Putnam, who is now in his 80s, spent five years researching the decline of civic and social engagement to answer a fundamental question: what makes democracy work?
“The answer,” he said, “is social capital.”
Putnam published Bowling Alone in 2000. At that time, he was like, “Ok. Ok. Community engagement and social capital began to wane in the 1960s—thanks to the television set—and today it’s been reduced by half. (Half!) But the good news is we can change this.”
Hmm. Here we are, 24 years later.
“America’s democracy is only as strong as what the people are willing to give to it.”
If you feel yourself resisting these ideas, or mentally defending TV, or smartphones, both of which can be great, etc., etc., I understand. From my own experience, there are many factors keep us from becoming full-fledged joiners, including the belief that we wouldn’t be accepted, or that we wouldn’t want to belong to a club that would have us. Or, little knowledge of how much gathering and joining matter.
All of these reasons have factored into my own experience.
Since 1990, Tucson has had an annual tradition called the All Souls Procession, which commemorates the passing of loved ones in the tradition of Mexico’s Día de los Muertos.
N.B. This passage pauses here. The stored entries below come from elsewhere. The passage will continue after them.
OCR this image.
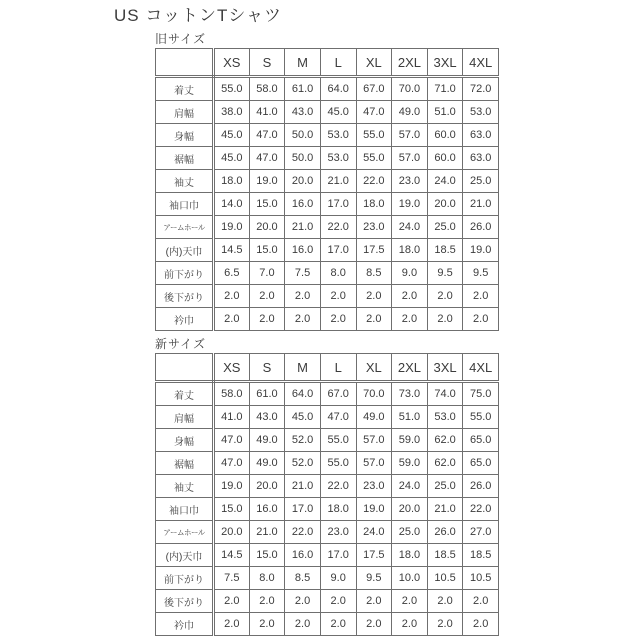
US コットンTシャツ
旧サイズ
	XS	S	M	L	XL	2XL	3XL	4XL
着丈	55.0	58.0	61.0	64.0	67.0	70.0	71.0	72.0
肩幅	38.0	41.0	43.0	45.0	47.0	49.0	51.0	53.0
身幅	45.0	47.0	50.0	53.0	55.0	57.0	60.0	63.0
裾幅	45.0	47.0	50.0	53.0	55.0	57.0	60.0	63.0
袖丈	18.0	19.0	20.0	21.0	22.0	23.0	24.0	25.0
袖口巾	14.0	15.0	16.0	17.0	18.0	19.0	20.0	21.0
アームホール	19.0	20.0	21.0	22.0	23.0	24.0	25.0	26.0
(内)天巾	14.5	15.0	16.0	17.0	17.5	18.0	18.5	19.0
前下がり	6.5	7.0	7.5	8.0	8.5	9.0	9.5	9.5
後下がり	2.0	2.0	2.0	2.0	2.0	2.0	2.0	2.0
衿巾	2.0	2.0	2.0	2.0	2.0	2.0	2.0	2.0
新サイズ
	XS	S	M	L	XL	2XL	3XL	4XL
着丈	58.0	61.0	64.0	67.0	70.0	73.0	74.0	75.0
肩幅	41.0	43.0	45.0	47.0	49.0	51.0	53.0	55.0
身幅	47.0	49.0	52.0	55.0	57.0	59.0	62.0	65.0
裾幅	47.0	49.0	52.0	55.0	57.0	59.0	62.0	65.0
袖丈	19.0	20.0	21.0	22.0	23.0	24.0	25.0	26.0
袖口巾	15.0	16.0	17.0	18.0	19.0	20.0	21.0	22.0
アームホール	20.0	21.0	22.0	23.0	24.0	25.0	26.0	27.0
(内)天巾	14.5	15.0	16.0	17.0	17.5	18.0	18.5	18.5
前下がり	7.5	8.0	8.5	9.0	9.5	10.0	10.5	10.5
後下がり	2.0	2.0	2.0	2.0	2.0	2.0	2.0	2.0
衿巾	2.0	2.0	2.0	2.0	2.0	2.0	2.0	2.0
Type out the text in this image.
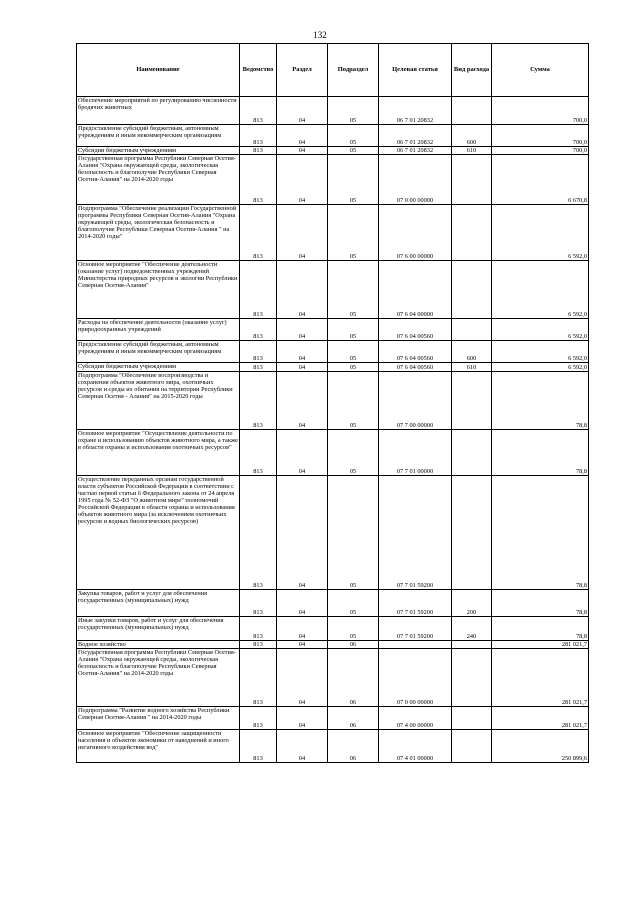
132
Наименование	Ведомство	Раздел	Подраздел	Целевая статья	Вид расхода	Сумма
Обеспечение мероприятий по регулированию численности бродячих животных	813	04	05	06 7 01 20832		700,0
Предоставление субсидий бюджетным, автономным учреждениям и иным некоммерческим организациям	813	04	05	06 7 01 20832	600	700,0
Субсидии бюджетным учреждениям	813	04	05	06 7 01 20832	610	700,0
Государственная программа Республики Северная Осетия-Алания "Охрана окружающей среды, экологическая безопасность и благополучие Республики Северная Осетия-Алания" на 2014-2020 годы	813	04	05	07 0 00 00000		6 670,8
Подпрограмма "Обеспечение реализации Государственной программы Республики Северная Осетия-Алания "Охрана окружающей среды, экологическая безопасность и благополучие Республики Северная Осетия-Алания " на 2014-2020 годы"	813	04	05	07 6 00 00000		6 592,0
Основное мероприятие "Обеспечение деятельности (оказание услуг) подведомственных учреждений Министерства природных ресурсов и экологии Республики Северная Осетия-Алания"	813	04	05	07 6 04 00000		6 592,0
Расходы на обеспечение деятельности (оказание услуг) природоохранных учреждений	813	04	05	07 6 04 00560		6 592,0
Предоставление субсидий бюджетным, автономным учреждениям и иным некоммерческим организациям	813	04	05	07 6 04 00560	600	6 592,0
Субсидии бюджетным учреждениям	813	04	05	07 6 04 00560	610	6 592,0
Подпрограмма "Обеспечение воспроизводства и сохранения объектов животного мира, охотничьих ресурсов и среды их обитания на территории Республики Северная Осетия - Алания" на 2015-2020 годы	813	04	05	07 7 00 00000		78,8
Основное мероприятие "Осуществление деятельности по охране и использованию объектов животного мира, а также в области охраны и использования охотничьих ресурсов"	813	04	05	07 7 01 00000		78,8
Осуществление переданных органам государственной власти субъектов Российской Федерации в соответствии с частью первой статьи 6 Федерального закона от 24 апреля 1995 года № 52-ФЗ "О животном мире" полномочий Российской Федерации в области охраны и использования объектов животного мира (за исключением охотничьих ресурсов и водных биологических ресурсов)	813	04	05	07 7 01 59200		78,8
Закупка товаров, работ и услуг для обеспечения государственных (муниципальных) нужд	813	04	05	07 7 01 59200	200	78,8
Иные закупки товаров, работ и услуг для обеспечения государственных (муниципальных) нужд	813	04	05	07 7 01 59200	240	78,8
Водное хозяйство	813	04	06			281 021,7
Государственная программа Республики Северная Осетия-Алания "Охрана окружающей среды, экологическая безопасность и благополучие Республики Северная Осетия-Алания" на 2014-2020 годы	813	04	06	07 0 00 00000		281 021,7
Подпрограмма "Развитие водного хозяйства Республики Северная Осетия-Алания " на 2014-2020 годы	813	04	06	07 4 00 00000		281 021,7
Основное мероприятие "Обеспечение защищенности населения и объектов экономики от наводнений и иного негативного воздействия вод"	813	04	06	07 4 01 00000		250 899,6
More than 200,000 artists, musicians, acrobats and performers, tourists, and locals gather downtown to walk in the two-mile procession. Dressed in costumes and carrying homemade altars, they honor parents, siblings, kitties, spouses, pups—anyone, or anything, they may have lost.
In 2010, I participated with a group of friends and young people honoring the lives of transgender youth who had died by violence. I dressed in a purple button-down and a yellow tie (I have no idea where that tie came from) and wove marigolds into my hair. We painted our faces like sugar skulls. We carried kites that some of the youth had made in workshops designed and led by my friend TC.
The procession’s route passes near to where I lived downtown, so at some point during that night, as everyone watched the ceremonial burning of the urn and danced, I peeled away and headed home to fall asleep to the rhythm of the pulsating crowd.
I think that was the last year I participated in the procession, too. The spectacle of it began to seem gauche in the face of more private losses, but I don’t know. Maybe I was simply angry that it became personal, and I’d convinced myself that it was more important to honor how I felt over a good dose of vitamin community.
Putnam is an optimist. I appreciate this. His call to action is that we become joiners and gatherers—that we find our power through organizing. And, if we do this, he believes we could write history.